JOY

I must confess. I have a guilty pleasure. It’s swiping left and right on free dating apps. I feel like it’s the perfect place to be as shallow as real life will not allow. If I can imagine myself kissing him I swipe right, if I can’t, I swipe left. I’m sure the pleasure is based in Simon Sinek’s named addiction of seeing that someone “likes” me. I honestly hold no real hope in these apps. Nothing substantial has come of it but my innate sense of studying people, including myself. One of the most popular questions this year has been, “What’s your sign?” And frankly, I’m a-fricken-nnoyed. I’ve always had a disdain for astrology, it leaves no room for people to have the ability or right to change. Also, astrologers live by “just a little enough of the truth” to be a whole lie. For example, I was surprised to see how much of what is defined as “Pisces” is true of my personality.

Pisces:

·     Date Range: February 19-March 20

·     Strengths: Compassion. Artistic. Intuitive. Gentle. Wise. Musical.

·     Weaknesses: Fearful. Overly trusting. Sad. Desire to escape reality. Can be a victim or a                  martyr.

·     Pisces like: Being alone. Sleeping. Music. Romance. Visual media. Swimming. Spiritual themes.

·     Pisces dislikes: Know-it-all, being criticized. The past coming back to haunt. Cruelty of any            kind

I would say that most of this is true of my personality. How could a zodiac sign tell me about God’s creation? The Word of God is explicit against prognosticators in Isaiah 47:13-15. I am compelled to be sure of what I believe and how I will apply this knowledge. The simple Truth is found in the difference between true facts vs. Truth. They can be staunchly different. While the facts about Pisces has been true in my life, it is not a measure nor a determination of my future. Remember in Exodus 7:8-13 when Moses threw down his stick in Pharaoh’s court and it became a snake? Pharaoh’s answer was to simply call his sorcerers who threw their sticks down and theirs did the same thing - became snakes. What do we learn? Satan has power too. However, the end of the story is that Moses’ snake ate the other two snakes. What do we learn? God’s power REIGNS SUPREME! Any other source other than the one true holder of all power is doomed to end in gloom.
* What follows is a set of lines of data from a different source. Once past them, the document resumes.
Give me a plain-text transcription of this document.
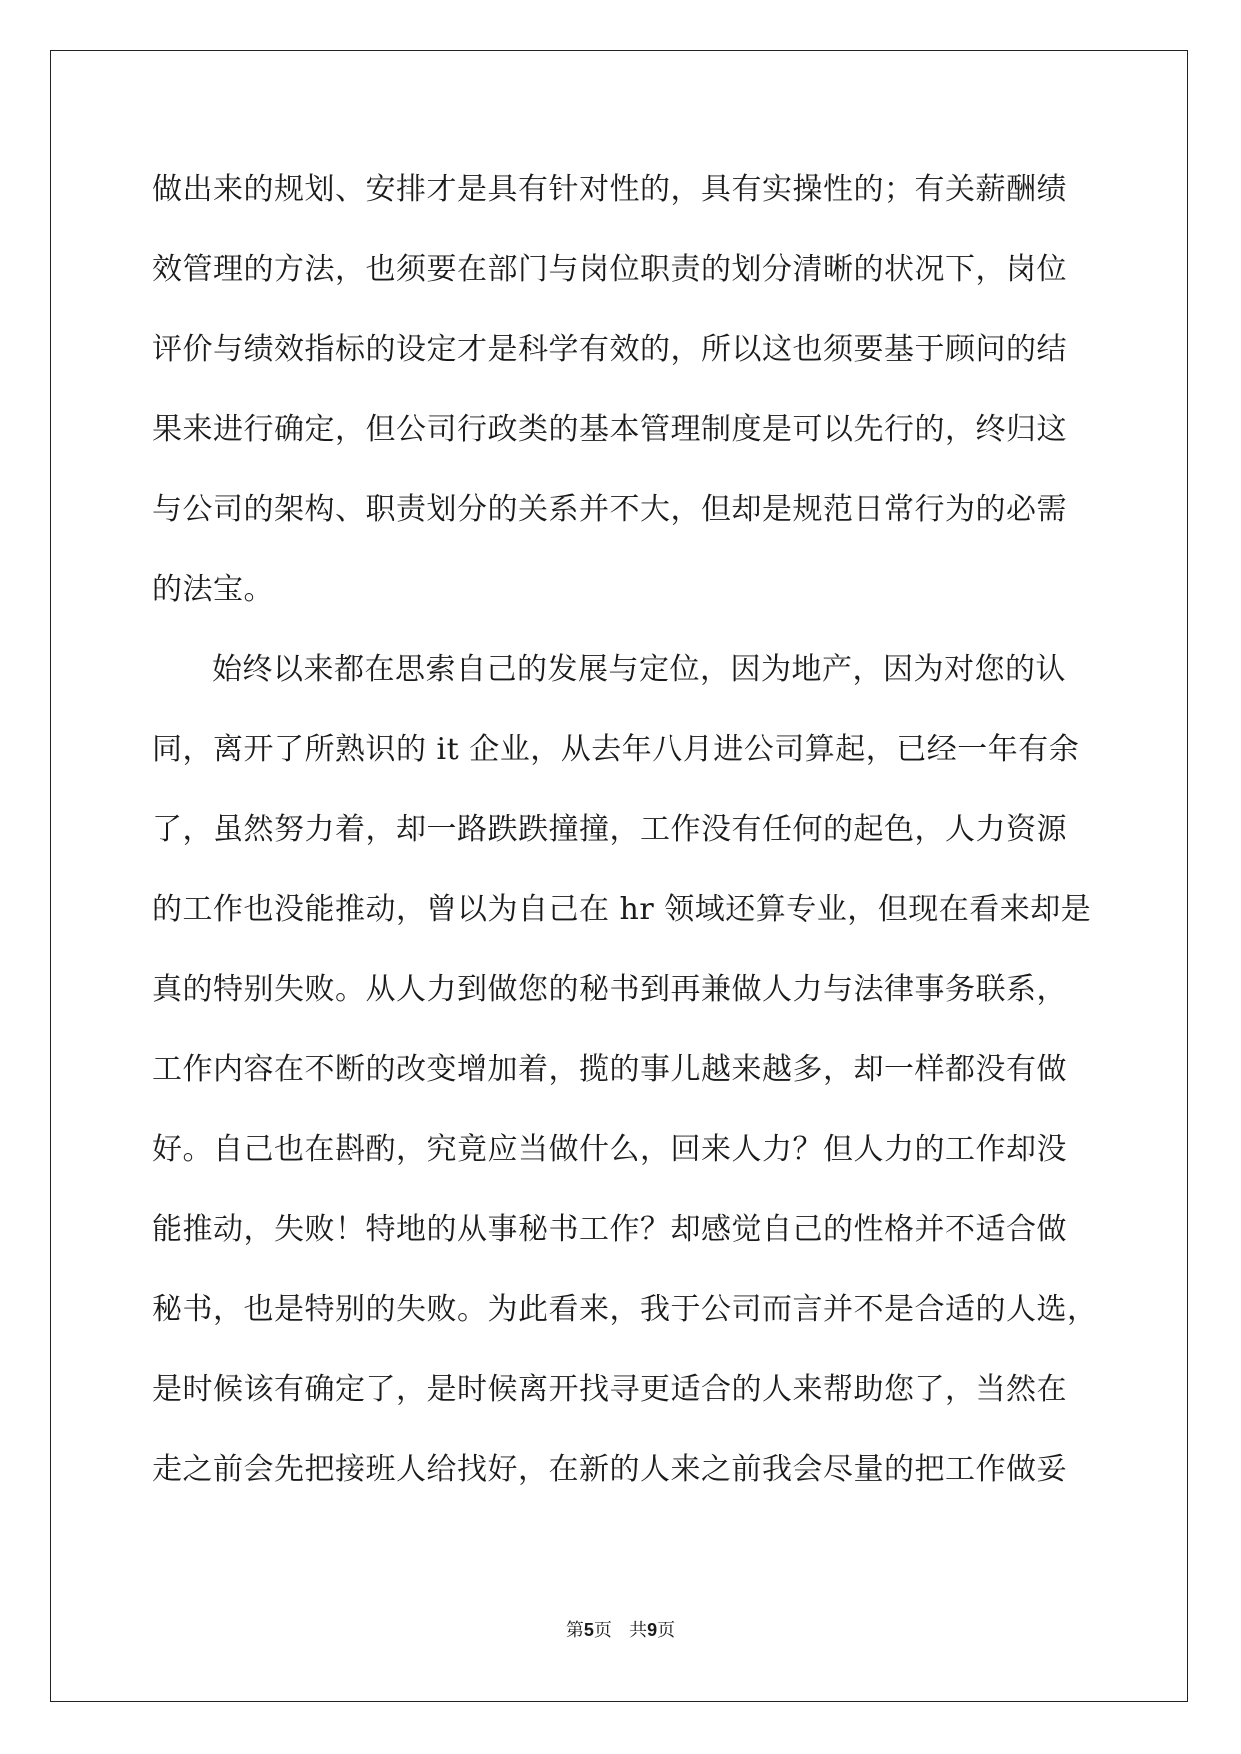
做出来的规划、安排才是具有针对性的，具有实操性的；有关薪酬绩
效管理的方法，也须要在部门与岗位职责的划分清晰的状况下，岗位
评价与绩效指标的设定才是科学有效的，所以这也须要基于顾问的结
果来进行确定，但公司行政类的基本管理制度是可以先行的，终归这
与公司的架构、职责划分的关系并不大，但却是规范日常行为的必需
的法宝。
始终以来都在思索自己的发展与定位，因为地产，因为对您的认
同，离开了所熟识的 it 企业，从去年八月进公司算起，已经一年有余
了，虽然努力着，却一路跌跌撞撞，工作没有任何的起色，人力资源
的工作也没能推动，曾以为自己在 hr 领域还算专业，但现在看来却是
真的特别失败。从人力到做您的秘书到再兼做人力与法律事务联系，
工作内容在不断的改变增加着，揽的事儿越来越多，却一样都没有做
好。自己也在斟酌，究竟应当做什么，回来人力？但人力的工作却没
能推动，失败！特地的从事秘书工作？却感觉自己的性格并不适合做
秘书，也是特别的失败。为此看来，我于公司而言并不是合适的人选，
是时候该有确定了，是时候离开找寻更适合的人来帮助您了，当然在
走之前会先把接班人给找好，在新的人来之前我会尽量的把工作做妥
第5页 共9页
The Lord Jesus Christ has given destiny into our hands as a decision to make. That decision is based in which source I depend. I choose not to lay the responsibility of my future on the insecurity of the transient gaseous puff of light. Iaintgonnabeabletodoit! The butNaked point? The fact that bothered me was that one of my weaknesses is sadness.

For the past 7 months I have been extremely intrigued by the subject of “JOY.” It’s a seemingly small 3-letter word that is underestimated. We learn to overlook it because it seems fleeting. I am captivated by JOY because it has seemed to allude me for far too long. Let me be clear. I know that I am in the center of what God is doing and what He has called/created me to do. And no matter how arduous it is, I absolutely LOVE it - truly. However, there are things that I have been asking the Lord for that have not been answered yet. The lack of those things is beginning to affect me in the same way that Hannah was affected in 1 Samuel 1. While I am tempted to be guilty about treating my Lord and Savior as a bellhop, which He is not, I am wondering what’s taking him so long and what should my countenance be while I wait for the answers that He promised me.

My Mom taught me how to keep pressing, trusting, moving, and doing what I know while I am patient with God.  But I am just now learning that I must give my emotions a place to be expressed, because unexpressed emotion leads to constipation. Since I am a woman, I must be careful about the expression of deep emotion. It can be dangerous if emotion is my highest indicator of Truth. Instead, this expression should result in a direct connection to engage with the Spirit of God regarding the details of your life.

My man Mark B. wrote something that stole my heart. In fact, the subject is throughout all of his books. He was talking about placing more value on collecting experiences rather than collecting things. And while he was collecting the accomplishments of his life goals, he attached a person with each goal with a sweet anticipation of DOUBLE THE JOY. Double the JOY?!?! Just the possibility of JOY period is invaluable to me. I wanna crack the joy code like Mark B. wrote in his book Grave Robber because I feel robbed. But, I gotta quit faking it. So, for the next 3 weeks I will attempt to crack this code. Although it often seems like JOY is not His priority, I truly believe that God’s ultimate plan IS JOY.